A grand jury in the US has brought charges against four Belarusians in connection with the forced landing of a plane last year that led to an opposition activist being arrested, the US Department of Justice revealed on Thursday.

The DoJ has targeted Leonid Churo, the head of Belaeronavigatsia, the body responsible for Belarusian air traffic control, along with his deputy Oleg Kazyuchits, and two unknown officers of the state security services. They are accused of conspiracy to commit aircraft piracy, and are alleged to have engineered the diversion of Ryanair Flight 4978 to arrest a “dissident Belarusian journalist” who was on board.

On May 23, a Ryanair flight from Athens to Vilnius was forced to make an emergency landing in Minsk, due to an alleged bomb threat. It was later discovered that there was no explosives on board.
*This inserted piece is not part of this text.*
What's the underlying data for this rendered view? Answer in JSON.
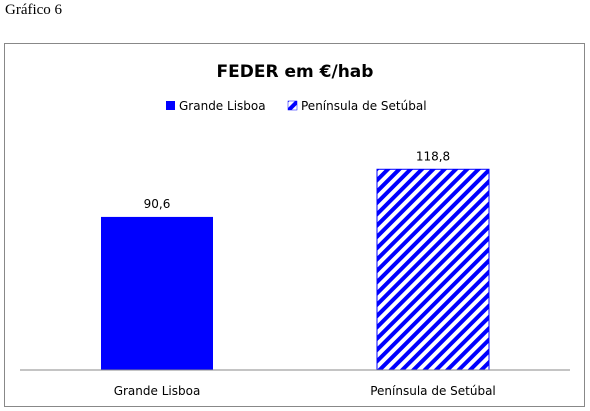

According to the Americans, the danger was fabricated by the Belarusian authorities in order to arrest passengers Roman Protasevich, an opposition activist, and his girlfriend, Sofia Sapega.

Protasevich and Sapega are currently under house arrest.

“We allege the defendants carried out an elaborate scheme to fake a bomb scare which forced an airplane to make an emergency landing in their country so they could arrest a dissident journalist,” said Assistant Director Michael J. Driscoll of the FBI’s New York Field Office. “The FBI and our foreign partners will continue to hold perpetrators responsible for actions which directly threaten the lives of our US citizens and jeopardize the stability of our national security.”

Earlier this week, the International Civil Aviation Organization (ICAO) concluded that the report of a bomb on board the Ryanair aircraft was deliberately false. However, it was “unable to attribute the commission of this act of unlawful interference to any individual or State.”

The ICAO’s investigation also found inconsistencies in the testimony of the Belarusian authorities.

Several countries, including the US, Canada, and the UK, have imposed sanctions against Belarus in connection with the flight grounding, including travel bans and asset freezes.